/ 2 October 2008

Push up, and then some more

I went to the Menlyn shopping mall in Pretoria two Saturdays ago. I felt I had wandered on to the movie set for Marie Antoinette or The Other Boleyn Girl — a feast of plunging décolletés and push-up bras. Every other young woman was showing pneumatic cleavage.

Very pneumatic. The latest fashion among teen girls is to wear two bras. Push up, and then some more. What apparel company thought up this clever marketing gimmick? It creates some unlikely figures. A bit like Salma Hayek in the Campari ads — boobs out of proportion with the rest of her body. Were her curves digitally manipulated or did she have implants? Whatever the reason, it is not natural. But then, natural is so passé.

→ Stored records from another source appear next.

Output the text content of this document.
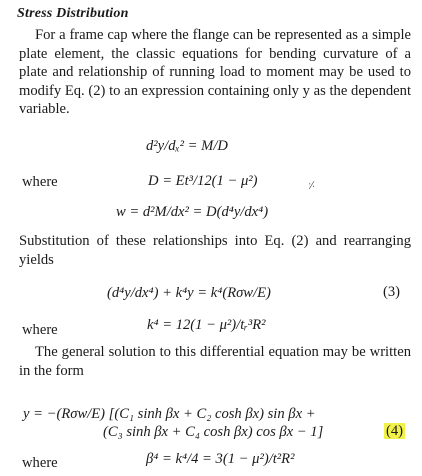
Stress Distribution

For a frame cap where the flange can be represented as a simple plate element, the classic equations for bending curvature of a plate and relationship of running load to moment may be used to modify Eq. (2) to an expression containing only y as the dependent variable.

d²y/dₓ² = M/D
where	D = Et³/12(1 − μ²)	⸓
w = d²M/dx² = D(d⁴y/dx⁴)

Substitution of these relationships into Eq. (2) and rearranging yields

(d⁴y/dx⁴) + k⁴y = k⁴(Rσw/E)	(3)
where	k⁴ = 12(1 − μ²)/tᵣ³R²

The general solution to this differential equation may be written in the form

y = −(Rσw/E) [(C₁ sinh βx + C₂ cosh βx) sin βx +
(C₃ sinh βx + C₄ cosh βx) cos βx − 1]	(4)
where	β⁴ = k⁴/4 = 3(1 − μ²)/t²R²
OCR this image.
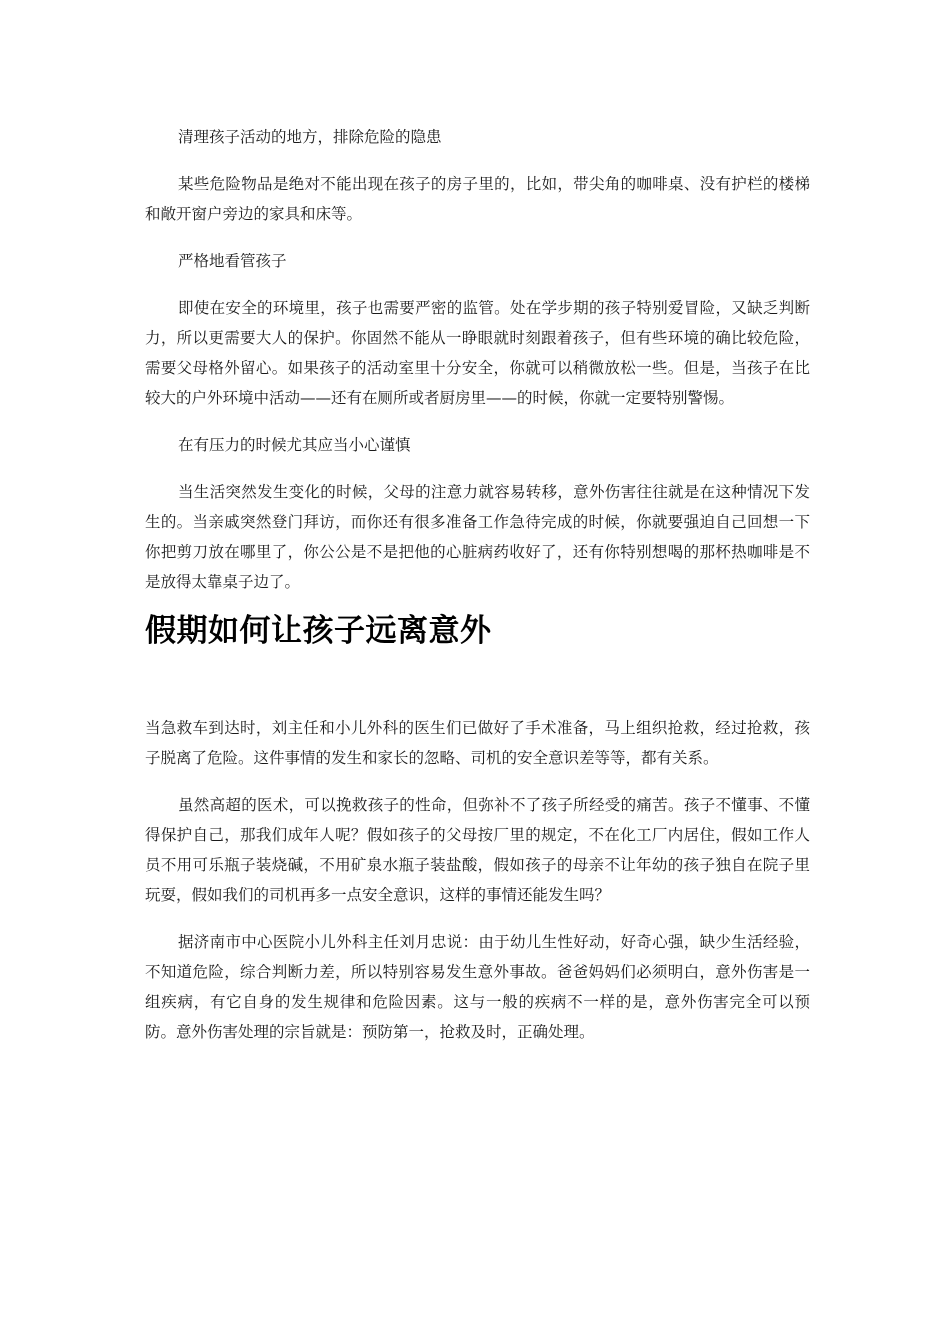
清理孩子活动的地方，排除危险的隐患

某些危险物品是绝对不能出现在孩子的房子里的，比如，带尖角的咖啡桌、没有护栏的楼梯和敞开窗户旁边的家具和床等。

严格地看管孩子

即使在安全的环境里，孩子也需要严密的监管。处在学步期的孩子特别爱冒险，又缺乏判断力，所以更需要大人的保护。你固然不能从一睁眼就时刻跟着孩子，但有些环境的确比较危险，需要父母格外留心。如果孩子的活动室里十分安全，你就可以稍微放松一些。但是，当孩子在比较大的户外环境中活动——还有在厕所或者厨房里——的时候，你就一定要特别警惕。

在有压力的时候尤其应当小心谨慎

当生活突然发生变化的时候，父母的注意力就容易转移，意外伤害往往就是在这种情况下发生的。当亲戚突然登门拜访，而你还有很多准备工作急待完成的时候，你就要强迫自己回想一下你把剪刀放在哪里了，你公公是不是把他的心脏病药收好了，还有你特别想喝的那杯热咖啡是不是放得太靠桌子边了。

假期如何让孩子远离意外

当急救车到达时，刘主任和小儿外科的医生们已做好了手术准备，马上组织抢救，经过抢救，孩子脱离了危险。这件事情的发生和家长的忽略、司机的安全意识差等等，都有关系。

虽然高超的医术，可以挽救孩子的性命，但弥补不了孩子所经受的痛苦。孩子不懂事、不懂得保护自己，那我们成年人呢？假如孩子的父母按厂里的规定，不在化工厂内居住，假如工作人员不用可乐瓶子装烧碱，不用矿泉水瓶子装盐酸，假如孩子的母亲不让年幼的孩子独自在院子里玩耍，假如我们的司机再多一点安全意识，这样的事情还能发生吗？

据济南市中心医院小儿外科主任刘月忠说：由于幼儿生性好动，好奇心强，缺少生活经验，不知道危险，综合判断力差，所以特别容易发生意外事故。爸爸妈妈们必须明白，意外伤害是一组疾病，有它自身的发生规律和危险因素。这与一般的疾病不一样的是，意外伤害完全可以预防。意外伤害处理的宗旨就是：预防第一，抢救及时，正确处理。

I hear that teenage girls sleep with their Wonderbras on because they fear losing elasticity if they let their body hang naturally. This borders on obsession. A bit of anti-gravity architecture is nice and welcome, but 24/7? Always corseted except in the shower? There is something Wonder-wrong here.

Boob-pushup-mania is prescribed for all ages. You can’t escape it. I have spent many hours in shops, upmarket and downmarket, looking for the Holy Grail of lingerie, with little luck. Am I the only woman in the world who craves a sexy, lacy bra without padding and underwire?

Yes, there are unwired, unpadded bras on sale: practical, all cotton, no frills, in boring white, black or flesh colour only, styled for marathon runners, pre-teen girls and nuns.

Once, when I moved to South Africa in 2001, I spotted some sexy, lacy, unwired little numbers at Woollies. I bought three, in black, purple and cream. I wish I had bought 10 of each because I never saw them again. Ever since, when I travel to the backwaters of Africa where Woollies dumps its old stuff, I search the racks in vain.

Mothers are also shortchanged in the lingerie department: nursing­ bras come only in white. Boring! Could we have flowers, polka dots, something to stimulate baby visually as well as gastronomically? Perhaps stimulate baby’s father as well? Mothers are not only milking machines. There is sex after baby. Well, actually, a lot less of it, until baby sleeps through the night and learns to fix its own breakfast. But eventually there is a sex life again. And you can encase your bust in rubbery polyurethane for it.

These days you can choose between water-and silicone-filled padding for your swimwear and for your child’s underwear — padded bras for eight year-olds are on the racks.

Would you want to wear one of those rigid corsets, say, during a 20-hour transatlantic flight? I wouldn’t. Even if I were flying Virgin first-class and Sir Richard Branson was seated next to me, watching the red sun kiss Kilimanjaro or the great, grey-green greasy Limpopo snaking below.

I would take the opportunity, though. Once the sun set or the Limpopo disappeared, I would give Sir Richard a piece of my mind. He, his gyms, his airline, his credit card and his cellphone are cool. But pages 14 and 15 of the otherwise very cool Scoop magazine to launch Virgin mobile a while ago were not cool at all.

A young, sexy, sultry beauty, with thick red lips, long dark hair and a plunging black dress, sits intimately close to a tanned, wrinkled man, so old that he would need five of the magical blue pills to get it up. His parched hand rests on her thigh. She looks bored; he looks pleased.

”Rewards” is written on the mustard­coloured piano next to them. Is his money the reward for her beauty? Or vice versa?

To glamorise intergenerational and transactional sex in a country where sex between older men and young women drives the Aids epidemic to shockingly high rates (28% of those between the ages of 20 and 24 are HIV-positive) is corporate social irresponsibility.

Meanwhile, on TV the Scrutinize campaign alerts young people to the risks of such relationships — the ”communication minister” who supplies a cellphone or airtime, the ”transport minister” who pays bus fare or petrol — they can also give you the virus.

The Make your Move ads by loveLife show young people conquering limited opportunities, negotiating the contradictions between who you think you can be, who society thinks you should be, and who society lets you be. And you can be something other than the Reward for a Sugar Daddy.

Teens are bombarded with contradictory media messages. Why are we then surprised if they are confused? Beware of sugar daddies — but one can reward you with a cellphone. Study and develop your brain — but boobs are your strongest asset. Exercise and be fit — but your natural shape will never match the photo­shopped models in the ads, so buy more push-up bras at the mall.